Karena demam tifoid merupakan endemik di negara ini dan insidensinya yang masih tinggi, pencegahan dan tatalaksana penting diketahui sehingga tidak menimbulkan komplikasi seperti perdarahan usus, perforasi usus, ileus paralitik, dan komplikasi ekstra-intestinal seperti meningitis, miokarditis, pleuritis, pneumonia, hepatitis, pielonefritis, osteomielitis, spondilitis, artritis, dan lain-lain. kolesistitis, glomerulonefritis,

BAB III TINJAUAN PUSTAKA

Definisi Demam tifoid adalah penyakit infeksi akut disebabkan oleh kuman gram negatif Salmonella typhi. Selama terjadi infeksi, kuman tersebut bermultiplikasi dalam sel fagositik mononuklear dan secara berkelanjutan dilepaskan ke aliran darah.1

Epidemiologi Demam tifoid merupakan penyakit endemik di Indonesia. Penyakit ini termasuk penyakit menular yang tercantum dalam undang-undang nomor 6 tahun 1962 tentang wabah. Surveilans Departemen Kesehatan RI, frekuensi kejadian demam tifoid di Indonesia pada tahun 1990 sebesar 9,2 dan pada tahun 1994 terjadi peningkatan frekuensi menjadi 15,4 per 10.000 penduduk.
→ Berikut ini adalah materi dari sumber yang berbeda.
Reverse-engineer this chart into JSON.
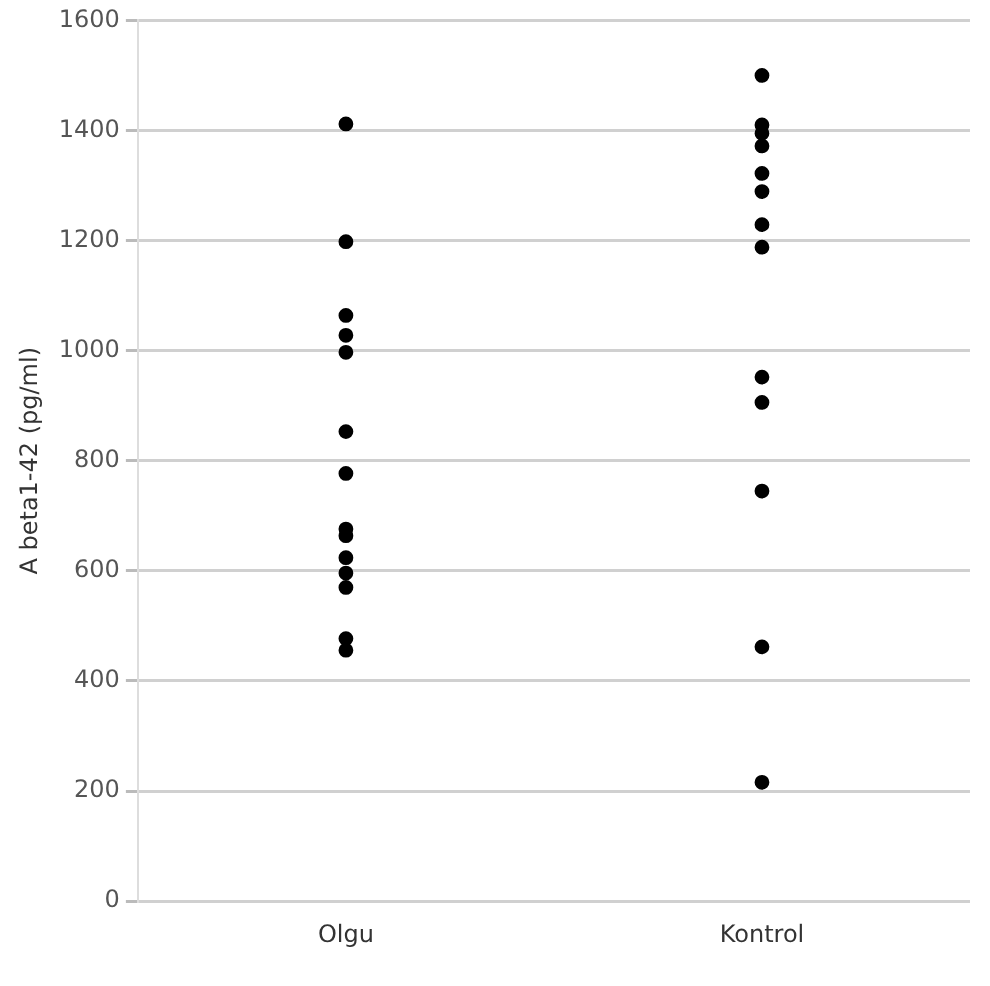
{
  "chart_data": {
    "type": "scatter",
    "ylabel": "A beta1-42 (pg/ml)",
    "categories": [
      "Olgu",
      "Kontrol"
    ],
    "series": [
      {
        "color": "#000000",
        "x": [
          "Olgu",
          "Olgu",
          "Olgu",
          "Olgu",
          "Olgu",
          "Olgu",
          "Olgu",
          "Olgu",
          "Olgu",
          "Olgu",
          "Olgu",
          "Olgu",
          "Olgu",
          "Olgu",
          "Kontrol",
          "Kontrol",
          "Kontrol",
          "Kontrol",
          "Kontrol",
          "Kontrol",
          "Kontrol",
          "Kontrol",
          "Kontrol",
          "Kontrol",
          "Kontrol",
          "Kontrol",
          "Kontrol"
        ],
        "values": [
          1412,
          1198,
          1064,
          1028,
          997,
          853,
          777,
          676,
          664,
          624,
          596,
          570,
          477,
          456,
          1500,
          1410,
          1395,
          1372,
          1322,
          1289,
          1229,
          1188,
          952,
          906,
          745,
          462,
          216
        ]
      }
    ],
    "ylim": [
      0,
      1600
    ],
    "yticks": [
      0,
      200,
      400,
      600,
      800,
      1000,
      1200,
      1400,
      1600
    ],
    "grid": "y",
    "legend": false,
    "marker": "circle"
  }
}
Dari survey berbagai rumah sakit di Indonesia dari tahun 1981 sampai dengan 1986 memperlihatkan peningkatan jumlah penderita sekitar 35,8% yaitu dari 19.596 menjadi 26.606 kasus. Case Fatality Rate (CFR) demam tifoid pada tahun 1996 sebesar 1,08% dari seluruh kematian di Indonesia. 1,2,3 Etiologi

Demam tifoid disebabkan oleh jenis salmonella tertentu yaitu S. typhi, S. paratyphi A, S. paratyphi B, dan S. paratyphi C. Demam yang disebabkan oleh S. Typhi cenderung untuk menjadi lebih berat daripada bentuk infeksi salmonella yang lain. Salmonella merupakan bakteri batang gram negatif yang bersifat motil, tidak membentuk spora, dan tidak berkapsul. Kebanyakkan strain meragikan glukosa, manosa dan manitol untuk menghasilkan asam dan gas, tetapi tidak meragikan laktosa dan sukrosa. Organisme salmonella tumbuh secara aerob dan mampu tumbuh secara anaerob fakultatif. Kebanyakan spesies resistent terhadap agen fisik namun dapat dibunuh dengan pemanasan sampai 54,4 C (130 F) selama 1 jam atau 60 C (140 F) selama 15 menit. Salmonella tetap dapat hidup pada suhu ruang dan suhu yang rendah selama beberapa hari dan dapat bertahan hidup selama berminggu-minggu dalam sampah, bahan makannan kering, agen farmakeutika, dan bahan tinja. Salmonella memiliki antigen somatik O dan antigen flagella H. Antigen O adalah komponen lipopolisakarida dinding sel yang stabil terhadap panas sedangkan antigen H adalah protein labil panas. Antigen Vi adalah simpai atau kapsul kuman. Masa inkubasi S. typhi adalah 3-21 hari. Patogenesis Salmonella typhi masuk ketubuh manusia melalui makanan dan air yang tercemar. Sebagian kuman dimusnahkan oleh asam lambung dan sebagian lagi masuk ke usus halus. Jika IgA kurang baik pertahanannya, maka kuman akan menembus sel-sel epitel terutama sel M dan menuju ke lamina propia. Di lamina propia kuman akan berkembangbiak. Sebagian kuman akan ditangkap dan digagosit oleh sel mononuklear, namun masih dapat hidup di dalam makrofag tersebut, dibawa ke Payers patch ileum distal, menuju kelenjar getah bening mesenterika, melalui duktus toraksikus ke sirkulasi darah, terjadilah bakteriemi I namun masih asimtomatik. Setelah berkembangbiak di RES dan tersebar ke organ-organ RES seperti hati dan limpa, kuman akan keluar dari makrofag, berkembangbiak di luar sel atau ruang sinusoid dan masuk lagi ke dalam sirkulasi darah, maka terjadilah bakteriemi II yang dapat menimbulkan gejala-gejala sistemik. Dari hepar, kuman masuk ke kantong empedu, berkembangbiak, dan diekskresi secara intermiten ke lumen usus bersama-sama dengan cairan empedu. Sebagian akan keluar lewat feses, dan sisanya akan menembus usus masuk ke darah.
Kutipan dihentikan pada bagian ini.